Prueba del poder de la ficción, de que la lectura es un vicio y que mata de manera definitiva el aburrimiento para auparnos al limbo del éxtasis es el de la otra niña de nueve años a la que quiero traer a colación: esta es extranjera y pasaba sus vacaciones en Tossa de Mar. La veía todas las mañanas, bien temprano, con un libro abierto. Iba cambiando de postura sin que sus ojos se desviasen un milímetro de su objeto de deseo. Apoyada, encorvada, de espaldas y con los brazos estirados soportando alegres el pesado libro. Me iba a la piscina, volvía. Cogía mi libro y lo dejaba. Y ella seguía allí. A eso de las diez, nos íbamos a la playa un rato y, al volver, sus ojos seguían sugestionados por la ficción. Como casi todos los extranjeros, comía en el primer turno, temprano. Y sus padres tenían que insistir, acercarse, meterse entre su libro y ella. La niña sonreía. Se levantaba. Se la veía feliz, con la mirada puesta en un punto intermedio entre el horizonte y sus sueños.
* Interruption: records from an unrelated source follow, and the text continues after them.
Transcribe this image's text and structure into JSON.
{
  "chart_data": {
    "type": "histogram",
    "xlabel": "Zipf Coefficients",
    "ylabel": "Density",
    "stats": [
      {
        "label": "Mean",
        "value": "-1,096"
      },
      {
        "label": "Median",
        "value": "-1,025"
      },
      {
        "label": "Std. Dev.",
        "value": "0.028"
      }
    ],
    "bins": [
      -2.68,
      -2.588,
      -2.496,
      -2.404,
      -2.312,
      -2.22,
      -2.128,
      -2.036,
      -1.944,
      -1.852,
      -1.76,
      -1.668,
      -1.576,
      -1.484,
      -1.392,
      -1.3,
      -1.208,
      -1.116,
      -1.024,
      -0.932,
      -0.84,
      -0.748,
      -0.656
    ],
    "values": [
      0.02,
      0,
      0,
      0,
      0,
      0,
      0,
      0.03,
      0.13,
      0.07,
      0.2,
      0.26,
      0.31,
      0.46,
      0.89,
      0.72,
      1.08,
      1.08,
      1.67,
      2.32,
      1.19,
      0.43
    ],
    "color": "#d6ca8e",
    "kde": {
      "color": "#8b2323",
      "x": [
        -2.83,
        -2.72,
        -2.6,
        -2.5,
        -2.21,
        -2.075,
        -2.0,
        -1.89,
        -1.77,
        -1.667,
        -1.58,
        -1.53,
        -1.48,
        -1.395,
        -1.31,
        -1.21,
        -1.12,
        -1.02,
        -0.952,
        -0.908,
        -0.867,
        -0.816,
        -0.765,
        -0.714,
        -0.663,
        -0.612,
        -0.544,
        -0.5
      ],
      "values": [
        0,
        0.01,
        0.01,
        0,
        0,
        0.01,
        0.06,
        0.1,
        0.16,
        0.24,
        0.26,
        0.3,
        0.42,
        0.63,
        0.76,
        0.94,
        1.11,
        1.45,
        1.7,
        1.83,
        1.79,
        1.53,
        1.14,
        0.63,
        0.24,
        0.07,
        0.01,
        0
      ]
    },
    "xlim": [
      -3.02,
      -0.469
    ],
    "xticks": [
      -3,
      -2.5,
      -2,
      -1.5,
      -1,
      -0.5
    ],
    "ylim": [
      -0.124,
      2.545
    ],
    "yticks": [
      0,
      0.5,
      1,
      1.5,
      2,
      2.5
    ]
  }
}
Leía uno de los libros de Harry Potter. Seiscientas páginas y mil y una aventuras por recorrer. ¿Seguirá leyendo ahora, en el frío de su Suecia natal? ¿Cómo mirará las cosas? A mí me gusta esa manera de observar la realidad, con los ojos de quien ha vivido y ha soñado mucho.
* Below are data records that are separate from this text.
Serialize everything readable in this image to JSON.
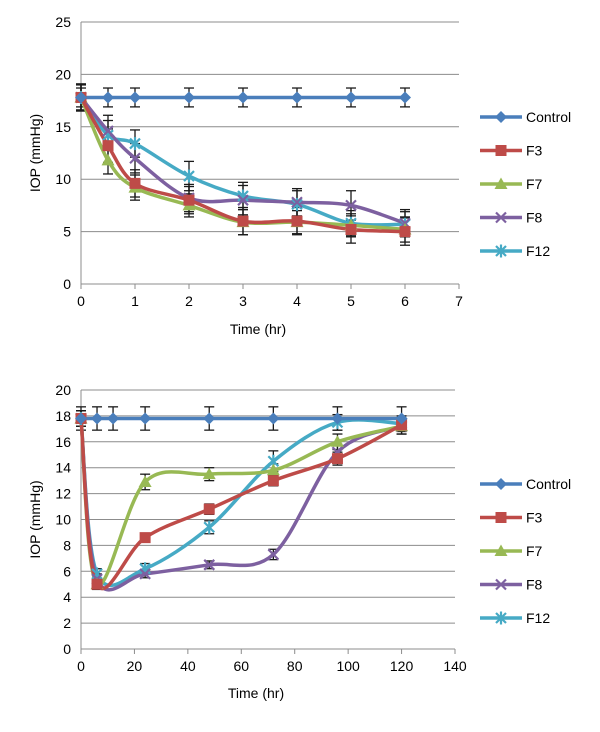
{
  "chart_data": [
    {
      "type": "line",
      "title": "",
      "xlabel": "Time (hr)",
      "ylabel": "IOP (mmHg)",
      "xlim": [
        0,
        7
      ],
      "ylim": [
        0,
        25
      ],
      "xticks": [
        0,
        1,
        2,
        3,
        4,
        5,
        6,
        7
      ],
      "yticks": [
        0,
        5,
        10,
        15,
        20,
        25
      ],
      "grid": "horizontal",
      "legend": "right",
      "series": [
        {
          "name": "Control",
          "color": "#4a7ebb",
          "marker": "diamond",
          "x": [
            0,
            0.5,
            1,
            2,
            3,
            4,
            5,
            6
          ],
          "y": [
            17.8,
            17.8,
            17.8,
            17.8,
            17.8,
            17.8,
            17.8,
            17.8
          ],
          "err": [
            0.9,
            0.9,
            0.9,
            0.9,
            0.9,
            0.9,
            0.9,
            0.9
          ]
        },
        {
          "name": "F3",
          "color": "#be4b48",
          "marker": "square",
          "x": [
            0,
            0.5,
            1,
            2,
            3,
            4,
            5,
            6
          ],
          "y": [
            17.8,
            13.2,
            9.6,
            8.0,
            6.0,
            6.0,
            5.2,
            5.0
          ],
          "err": [
            1.3,
            1.6,
            1.3,
            1.3,
            1.3,
            1.3,
            1.3,
            1.3
          ]
        },
        {
          "name": "F7",
          "color": "#98b954",
          "marker": "triangle",
          "x": [
            0,
            0.5,
            1,
            2,
            3,
            4,
            5,
            6
          ],
          "y": [
            17.8,
            11.8,
            9.2,
            7.5,
            5.9,
            5.9,
            5.6,
            5.2
          ],
          "err": [
            1.2,
            1.3,
            1.2,
            1.1,
            1.2,
            1.1,
            1.1,
            1.2
          ]
        },
        {
          "name": "F8",
          "color": "#7d60a0",
          "marker": "x",
          "x": [
            0,
            0.5,
            1,
            2,
            3,
            4,
            5,
            6
          ],
          "y": [
            17.8,
            14.6,
            12.0,
            8.2,
            8.0,
            7.8,
            7.5,
            5.8
          ],
          "err": [
            1.2,
            1.5,
            1.4,
            1.3,
            1.4,
            1.3,
            1.4,
            1.3
          ]
        },
        {
          "name": "F12",
          "color": "#46aac5",
          "marker": "star",
          "x": [
            0,
            0.5,
            1,
            2,
            3,
            4,
            5,
            6
          ],
          "y": [
            17.8,
            14.2,
            13.4,
            10.3,
            8.4,
            7.6,
            5.8,
            5.7
          ],
          "err": [
            1.2,
            1.4,
            1.3,
            1.4,
            1.3,
            1.3,
            1.2,
            1.2
          ]
        }
      ]
    },
    {
      "type": "line",
      "title": "",
      "xlabel": "Time (hr)",
      "ylabel": "IOP (mmHg)",
      "xlim": [
        0,
        140
      ],
      "ylim": [
        0,
        20
      ],
      "xticks": [
        0,
        20,
        40,
        60,
        80,
        100,
        120,
        140
      ],
      "yticks": [
        0,
        2,
        4,
        6,
        8,
        10,
        12,
        14,
        16,
        18,
        20
      ],
      "grid": "horizontal",
      "legend": "right",
      "series": [
        {
          "name": "Control",
          "color": "#4a7ebb",
          "marker": "diamond",
          "x": [
            0,
            6,
            12,
            24,
            48,
            72,
            96,
            120
          ],
          "y": [
            17.8,
            17.8,
            17.8,
            17.8,
            17.8,
            17.8,
            17.8,
            17.8
          ],
          "err": [
            0.9,
            0.9,
            0.9,
            0.9,
            0.9,
            0.9,
            0.9,
            0.9
          ]
        },
        {
          "name": "F3",
          "color": "#be4b48",
          "marker": "square",
          "x": [
            0,
            6,
            24,
            48,
            72,
            96,
            120
          ],
          "y": [
            17.8,
            5.0,
            8.6,
            10.8,
            13.0,
            14.7,
            17.3
          ],
          "err": [
            0.6,
            0.3,
            0.3,
            0.4,
            0.4,
            0.5,
            0.5
          ]
        },
        {
          "name": "F7",
          "color": "#98b954",
          "marker": "triangle",
          "x": [
            0,
            6,
            24,
            48,
            72,
            96,
            120
          ],
          "y": [
            17.8,
            5.0,
            12.9,
            13.5,
            13.8,
            16.0,
            17.2
          ],
          "err": [
            0.6,
            0.4,
            0.6,
            0.5,
            0.5,
            0.6,
            0.6
          ]
        },
        {
          "name": "F8",
          "color": "#7d60a0",
          "marker": "x",
          "x": [
            0,
            6,
            24,
            48,
            72,
            96,
            120
          ],
          "y": [
            17.8,
            5.4,
            5.8,
            6.5,
            7.3,
            15.2,
            17.2
          ],
          "err": [
            0.6,
            0.4,
            0.3,
            0.3,
            0.4,
            0.6,
            0.6
          ]
        },
        {
          "name": "F12",
          "color": "#46aac5",
          "marker": "star",
          "x": [
            0,
            6,
            24,
            48,
            72,
            96,
            120
          ],
          "y": [
            17.8,
            5.8,
            6.2,
            9.4,
            14.5,
            17.5,
            17.4
          ],
          "err": [
            0.6,
            0.4,
            0.4,
            0.5,
            0.8,
            0.6,
            0.6
          ]
        }
      ]
    }
  ]
}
(Fotografía reproducida con permiso de jonee)
Muchísimas gracias por la referencia de Rubén Dario, Pedro. No la conocía. En efecto, el Cid literario es grande. Y eso se debe a la imaginación: entre la imaginación y la realidad, puede la imaginación.
En efecto, Mafaldia, la lectura no debe renunciar a nada. Hablaré de alguna cosa de esas cosas en alguna de las próximas entradas sobre la lectura.
Gracias a los dos.
Respondiendo preguntas a mis hijas sobre el Cid, el Quijote, saben que el cid existió pero ¿y don Quijote? ¿por qué no?, ¿y Harry Potter? añadimos pues que leer también nos aporta manejar la realidad a nuestro antojo (soñar) y algo también de soberbia (menudo pedazo libro que me acabo de leer más de 2000 páginas y lo he hecho yo solito y además me ha gustado) el próximo más gordo. ;P
Hay otra niña cidiana, Raúl: la que aparece en Cosas del Cid, de Rubén Darío y se reúne con la del Cantar en Castilla de Manuel Machado: es el símbolo exacto de la armonía y de la esencial espiritualidad del Cid modernista: es decir, de la creación artística. Me gusta esta fusión de lo francés con lo castellano provocada por un nicaragüense. En efecto, el Cid histórico es menos grande que el Cid literario.
Es una magnífica serie la que está haciendo, dedicada a la lectura.